The FBAR (FinCEN 114) is filed separately with the Financial Crimes Enforcement Network (FinCEN), not the IRS, and is triggered when the aggregate value of your foreign financial accounts exceeds $10,000 at any point during the year. FATCA reporting (Form 8938) is part of your federal tax return and is triggered at much higher thresholds that vary by filing status and whether you live abroad — typically starting at $200,000 for a single filer living abroad. FBAR catches most expats; FATCA catches fewer, at higher asset levels.
Do I need to file both FATCA and FBAR?
Many expats do. The thresholds are independent — you might need the FBAR (foreign accounts over $10,000) but not FATCA (foreign financial assets below the higher threshold). You might also need both. If your foreign financial assets cross the FATCA thresholds, the FBAR threshold is almost always already crossed as well.
What happens if I miss an FBAR or FATCA filing?
FBAR non-willful penalties can reach $10,000 per account per year (adjusted for inflation); willful violations can reach the greater of $100,000 or 50% of the account balance, plus potential criminal penalties. FATCA (Form 8938) non-willful penalties start at $10,000 per form plus up to $50,000 if the failure continues after IRS notice. For expats who are several years behind, the IRS Streamlined Procedures offer a penalty-free path back to compliance in clean non-willful cases.
Which foreign accounts trigger FBAR and FATCA?

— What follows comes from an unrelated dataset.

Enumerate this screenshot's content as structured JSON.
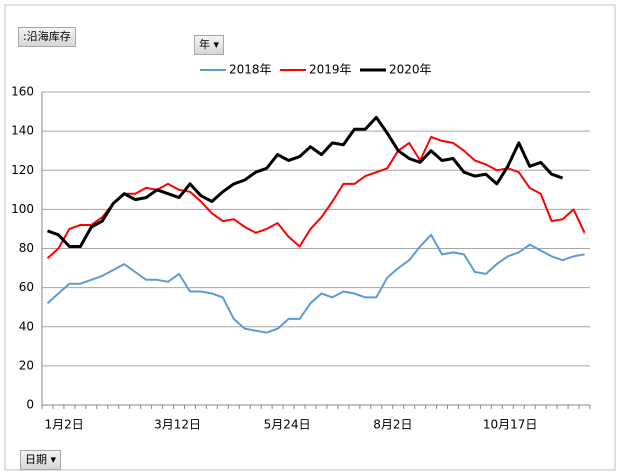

Broadly, any foreign financial account you own, control, or have signature authority over — bank accounts, brokerage accounts, mutual funds held directly with a foreign financial institution, certain foreign-issued insurance with cash value, and in many cases foreign pension accounts. The scopes overlap heavily but are not identical; FATCA tends to reach a broader set of 'foreign financial assets' (including some held outside accounts), while FBAR focuses on 'financial accounts' held with financial institutions.